桑名市とエウレカの連携協定の締結式(写真提供:エウレカ)
 イベントの開催など、本格的な活動の開始は2023年5月頃を予定している。
 石橋氏は桑名市との取り組みを通じて、「マッチングアプリに対するバイアスを取っ払っていきたい」と意気込みを語る。
「『結婚式では、出会いのきっかけはマッチングアプリだと言いにくい』という声も聞こえるように、親世代のマッチングアプリに対するイメージは、まだまだ良いものだとは言えません。
 『Pairs』を通じた出会いと結婚を増やしていくためにも、まずはマッチングアプリに対する認識を変えていきたい。『行政とも連携しているサービス』という事実を、より多くの親世代の方に知ってもらうことがその第一歩になると考えています」(石橋氏)

行政と連携し、バイアスを取り払う

 桑名市との取り組みのなかでも、利用者の大きな助けになることを期待されているのが、2022年10月に提供が開始された「Pairsコンシェルジュ」
 コンシェルジュに安心・安全かつより効果的にPairsを利用するためのノウハウを聞いたり、恋愛に関する相談ができたりするようになるサービスだ。
 マッチング率を上げるプロフィールの作り方や相性の良い人の見つけ方、あるいはデートの際の服装に関するものなど、相談できる内容は多岐にわたる。
 この機能によって、「Pairs」は「出会い」のみならず、「出会う前」から「出会った後」までもサポートできるサービスとなった。
 機能のローンチから約2ヶ月が経ち、「順調に拡大している」と石橋氏はその手応えを語る。
 特に、Pairsコンシェルジュは結婚相談所を利用していたユーザーからの評判が良いという。
 結婚相談所と同じく人から直接アドバイスをもらえるだけでなく、月額料金が結婚相談所に比べると安価なため、多くのユーザーが利用しているそうだ。
 他方、「今後の課題は、結婚相談所の利用を考えていないユーザーにコンシェルジュの価値を感じてもらうこと」。多くのユーザーに価値を届けるための施策を検討中だと石橋氏。
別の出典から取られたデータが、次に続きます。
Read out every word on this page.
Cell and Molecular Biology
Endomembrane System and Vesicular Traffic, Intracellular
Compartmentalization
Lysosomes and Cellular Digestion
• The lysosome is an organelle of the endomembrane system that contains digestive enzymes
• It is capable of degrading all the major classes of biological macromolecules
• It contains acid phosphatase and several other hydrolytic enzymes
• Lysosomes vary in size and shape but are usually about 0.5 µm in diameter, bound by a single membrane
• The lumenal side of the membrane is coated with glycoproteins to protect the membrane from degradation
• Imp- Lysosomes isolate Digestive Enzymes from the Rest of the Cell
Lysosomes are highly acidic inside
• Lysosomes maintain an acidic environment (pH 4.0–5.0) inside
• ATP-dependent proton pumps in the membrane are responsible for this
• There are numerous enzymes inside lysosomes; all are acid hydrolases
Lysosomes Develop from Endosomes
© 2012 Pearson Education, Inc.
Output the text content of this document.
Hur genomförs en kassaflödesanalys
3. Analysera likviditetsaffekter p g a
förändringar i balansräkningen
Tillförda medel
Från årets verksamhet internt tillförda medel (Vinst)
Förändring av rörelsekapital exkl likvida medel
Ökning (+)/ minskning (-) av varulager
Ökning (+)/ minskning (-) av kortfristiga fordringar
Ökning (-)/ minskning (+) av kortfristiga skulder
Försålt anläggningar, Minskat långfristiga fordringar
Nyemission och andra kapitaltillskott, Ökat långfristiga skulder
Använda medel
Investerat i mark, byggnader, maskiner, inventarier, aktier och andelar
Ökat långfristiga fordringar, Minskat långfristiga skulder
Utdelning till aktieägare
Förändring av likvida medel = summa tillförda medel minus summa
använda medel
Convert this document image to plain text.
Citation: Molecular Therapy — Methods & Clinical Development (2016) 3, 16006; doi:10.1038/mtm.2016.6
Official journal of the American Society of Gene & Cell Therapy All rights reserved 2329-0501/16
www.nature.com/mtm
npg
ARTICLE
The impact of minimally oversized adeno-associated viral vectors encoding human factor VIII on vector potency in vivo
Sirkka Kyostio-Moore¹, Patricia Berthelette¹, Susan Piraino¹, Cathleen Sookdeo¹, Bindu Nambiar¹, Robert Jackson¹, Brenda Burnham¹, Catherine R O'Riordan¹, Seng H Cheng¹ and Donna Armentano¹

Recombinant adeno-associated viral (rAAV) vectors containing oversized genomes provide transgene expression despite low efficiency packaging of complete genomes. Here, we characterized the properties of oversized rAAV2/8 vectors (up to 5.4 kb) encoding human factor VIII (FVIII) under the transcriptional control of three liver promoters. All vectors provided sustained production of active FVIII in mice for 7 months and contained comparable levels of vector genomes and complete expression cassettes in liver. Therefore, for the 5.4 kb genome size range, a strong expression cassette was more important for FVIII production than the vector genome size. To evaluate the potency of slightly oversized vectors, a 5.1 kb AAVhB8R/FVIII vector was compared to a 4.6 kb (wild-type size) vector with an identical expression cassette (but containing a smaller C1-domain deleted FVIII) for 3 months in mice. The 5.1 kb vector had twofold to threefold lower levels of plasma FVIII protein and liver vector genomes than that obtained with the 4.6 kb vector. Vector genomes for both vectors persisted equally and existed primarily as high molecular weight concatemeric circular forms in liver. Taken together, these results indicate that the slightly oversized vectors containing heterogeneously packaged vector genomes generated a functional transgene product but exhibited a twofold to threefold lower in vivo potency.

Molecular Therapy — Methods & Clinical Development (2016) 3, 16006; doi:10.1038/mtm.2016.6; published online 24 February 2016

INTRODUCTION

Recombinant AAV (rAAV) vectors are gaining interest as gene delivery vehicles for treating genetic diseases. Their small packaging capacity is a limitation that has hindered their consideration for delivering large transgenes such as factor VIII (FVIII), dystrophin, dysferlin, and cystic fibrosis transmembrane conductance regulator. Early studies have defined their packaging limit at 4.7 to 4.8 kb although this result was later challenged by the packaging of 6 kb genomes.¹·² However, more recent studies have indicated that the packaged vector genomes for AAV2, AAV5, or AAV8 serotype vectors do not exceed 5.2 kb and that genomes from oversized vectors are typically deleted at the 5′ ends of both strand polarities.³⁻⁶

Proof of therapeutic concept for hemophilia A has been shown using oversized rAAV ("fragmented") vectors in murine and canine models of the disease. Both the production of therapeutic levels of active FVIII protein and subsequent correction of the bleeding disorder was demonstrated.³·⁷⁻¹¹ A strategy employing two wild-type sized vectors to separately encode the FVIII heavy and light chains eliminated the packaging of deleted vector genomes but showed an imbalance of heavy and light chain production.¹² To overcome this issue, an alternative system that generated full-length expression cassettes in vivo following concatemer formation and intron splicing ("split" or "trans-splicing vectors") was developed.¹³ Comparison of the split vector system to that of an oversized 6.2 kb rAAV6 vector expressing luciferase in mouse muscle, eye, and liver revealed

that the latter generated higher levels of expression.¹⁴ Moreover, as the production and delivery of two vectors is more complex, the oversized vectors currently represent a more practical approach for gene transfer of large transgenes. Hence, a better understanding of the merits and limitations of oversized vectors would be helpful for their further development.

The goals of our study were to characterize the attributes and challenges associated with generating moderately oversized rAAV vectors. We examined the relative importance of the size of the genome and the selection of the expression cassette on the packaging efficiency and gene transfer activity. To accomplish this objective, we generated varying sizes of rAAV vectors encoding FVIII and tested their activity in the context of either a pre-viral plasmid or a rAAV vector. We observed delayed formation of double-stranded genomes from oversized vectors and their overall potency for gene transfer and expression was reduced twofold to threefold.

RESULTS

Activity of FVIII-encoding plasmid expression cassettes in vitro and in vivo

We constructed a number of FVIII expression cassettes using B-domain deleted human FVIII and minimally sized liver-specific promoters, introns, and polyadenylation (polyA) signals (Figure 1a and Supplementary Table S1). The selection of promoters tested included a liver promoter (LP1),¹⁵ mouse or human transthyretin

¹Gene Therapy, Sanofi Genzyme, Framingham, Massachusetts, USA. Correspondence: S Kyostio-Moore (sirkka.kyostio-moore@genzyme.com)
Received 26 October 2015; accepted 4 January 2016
「まずは、桑名市との取り組みで良い事例を創出できればと思っています。少子化問題に取り組む上で、地方から目を背けることはできません。
 人口流出や男女バランスなど、地方自治体はさまざまな問題を抱えており、実際に私たちに男女のマッチングについてご相談いただく機会もあります。
 地方に大きなインパクトを与えることができれば、少子化問題の解決に一歩近づくことができると考えています」(石橋氏)
 まさに、「待ったなし」の少子化問題の解決。
 政府主導で「異次元の少子化対策」が本格化しようとするなか、社会全体が結婚にまつわるアンコンシャス・バイアスを乗り越え、出会いの創出をサポートするなど、「結婚前」の課題にアプローチできるかも重要なテーマの1つと言えるだろう。
 行政、自治体、民間企業などさまざまなアクターによる取り組みが活発化しているが、果たして少子化の課題を解決していけるのか。各所の手腕に期待がかかる。